3    The parties are agreed that it is appropriate in these circumstances that the originating application be dismissed. The only remaining issue is the question of costs. The applicant contended that he should obtain a costs order in his favour because the favourable outcome achieved yesterday was, he said, only as a result of him having commenced the proceeding. Ms Watson submitted that there should be no order as to costs.

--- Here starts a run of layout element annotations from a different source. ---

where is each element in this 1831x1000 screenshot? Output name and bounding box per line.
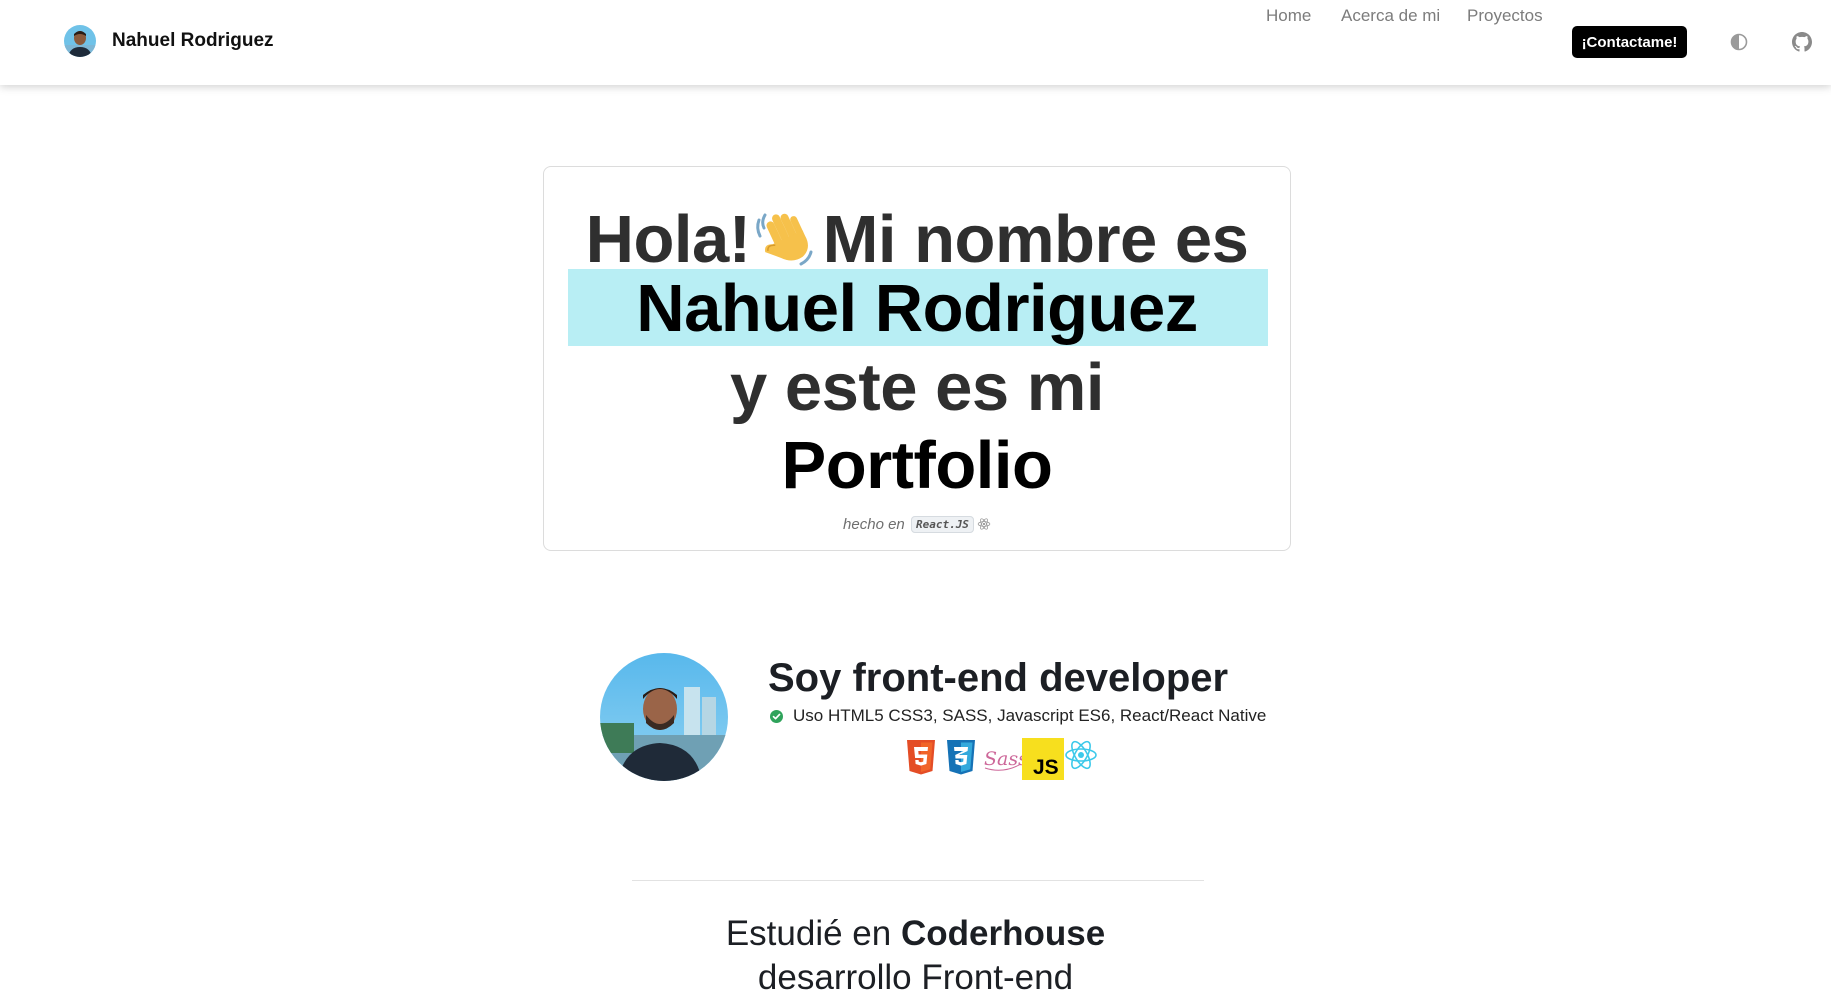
- studies-heading: Estudié en Coderhouse desarrollo Front-e…: [0, 912, 1831, 1000]
- check-circle-icon: [770, 709, 783, 723]
- waving-hand-icon: [755, 213, 813, 266]
- navbar: Nahuel Rodriguez Home Acerca de mi Proye…: [0, 0, 1831, 85]
- svg-text:Sass: Sass: [984, 748, 1023, 770]
- html5-icon: [907, 740, 935, 775]
- react-code-badge: React.JS: [910, 516, 974, 533]
- github-icon[interactable]: [1792, 32, 1812, 52]
- skills-line: Uso HTML5 CSS3, SASS, Javascript ES6, Re…: [770, 706, 1266, 726]
- made-with: hecho en React.JS: [544, 516, 1290, 533]
- theme-toggle-icon[interactable]: [1730, 33, 1748, 51]
- brand-avatar: [64, 25, 96, 57]
- react-icon: [1065, 740, 1097, 770]
- brand-name: Nahuel Rodriguez: [112, 30, 274, 51]
- studies-school: Coderhouse: [900, 914, 1106, 953]
- hero-greeting-name-intro: Mi nombre es: [822, 202, 1249, 277]
- made-with-label: hecho en: [843, 516, 905, 533]
- contact-button[interactable]: ¡Contactame!: [1572, 26, 1687, 58]
- section-divider: [632, 880, 1204, 881]
- profile-photo: [600, 653, 728, 781]
- skills-text: Uso HTML5 CSS3, SASS, Javascript ES6, Re…: [793, 706, 1267, 725]
- nav-link-home[interactable]: Home: [1266, 6, 1311, 26]
- hero-card: Hola! Mi nombre es Nahuel Rodriguez y es…: [543, 166, 1291, 551]
- sass-icon: Sass: [984, 748, 1023, 771]
- nav-link-projects[interactable]: Proyectos: [1467, 6, 1543, 26]
- studies-line2: desarrollo Front-end: [757, 958, 1074, 997]
- nav-link-about[interactable]: Acerca de mi: [1341, 6, 1440, 26]
- about-title: Soy front-end developer: [768, 656, 1229, 700]
- hero-greeting-hello: Hola!: [585, 202, 752, 277]
- javascript-icon: JS: [1022, 738, 1064, 780]
- hero-name: Nahuel Rodriguez: [636, 271, 1198, 346]
- hero-portfolio: Portfolio: [781, 428, 1053, 503]
- brand[interactable]: Nahuel Rodriguez: [64, 25, 274, 57]
- studies-prefix: Estudié en: [725, 914, 892, 953]
- react-atom-icon: [977, 518, 991, 530]
- css3-icon: [947, 740, 975, 775]
- svg-text:JS: JS: [1033, 756, 1059, 779]
- hero-subtitle: y este es mi: [730, 350, 1104, 425]
- hero-greeting: Hola! Mi nombre es: [544, 200, 1290, 280]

4    The relevant principles applying to costs orders where a proceeding is settled or has otherwise become moot are set out in the often quoted decision of McHugh J sitting as a single judge of the High Court in Re Minister for Immigration and Ethnic Affairs; Ex parte Lai Qin [1997] HCA 6; 186 CLR 622, where his Honour said at 625:

If it appears that both parties have acted reasonably in commencing and defending the proceedings and the conduct of the parties continued to be reasonable until the litigation was settled or its further prosecution became futile, the proper exercise of the costs discretion will usually mean that the court will make no order as to the costs of the proceeding.

5    This authority, among others, relating to the issue of costs where proceedings are settled is referred to in the decision of Goldberg J in Yates Property Corporation Pty Ltd v Boland (2000) FCA 1106 at [4] – [5].

6    I am not satisfied that the commencement of the proceedings was the reason for the recent favourable outcome. In evidence before the Court is an exchange of emails between the applicant’s solicitor and the Department of Immigration and Border Protection (the Department). After the applicant’s solicitor inquired of the Department by email on 3 October 2016 as to the position regarding the still undetermined application for a protection visa, the Department responded by an email dated 13 October 2016 in which it was stated that the application was still being processed but the officer was unable to provide any further update at that time. An assurance was given by the Departmental officer that the Department was seeking to process applications for protection as soon as possible. However, he said that relevant checks needed to be made, including security checks, and that these matters could take some time. It was also explained that the timing of the completion of such checks may vary from one case to another depending upon individual circumstances. The officer concluded by stating that the applicant could be assured that the Department would seek to finalise his visa application as soon as all the relevant checks had been completed.

7    It is evident from this correspondence, together with the letter dated 9 February 2017 from Ms Watson to the applicant’s solicitor, that the reason for the delay in finalising the visa was the need to await a security assessment by an external agency. In all these circumstances I am not satisfied that the litigation per se was the catalyst for the recent decision. I consider that having regard to the relevant principles and the circumstances of this matter it is appropriate that there be no order as to costs.

I certify that the preceding seven (7) numbered paragraphs are a true copy of the Reasons for Judgment herein of the Honourable Justice Griffiths.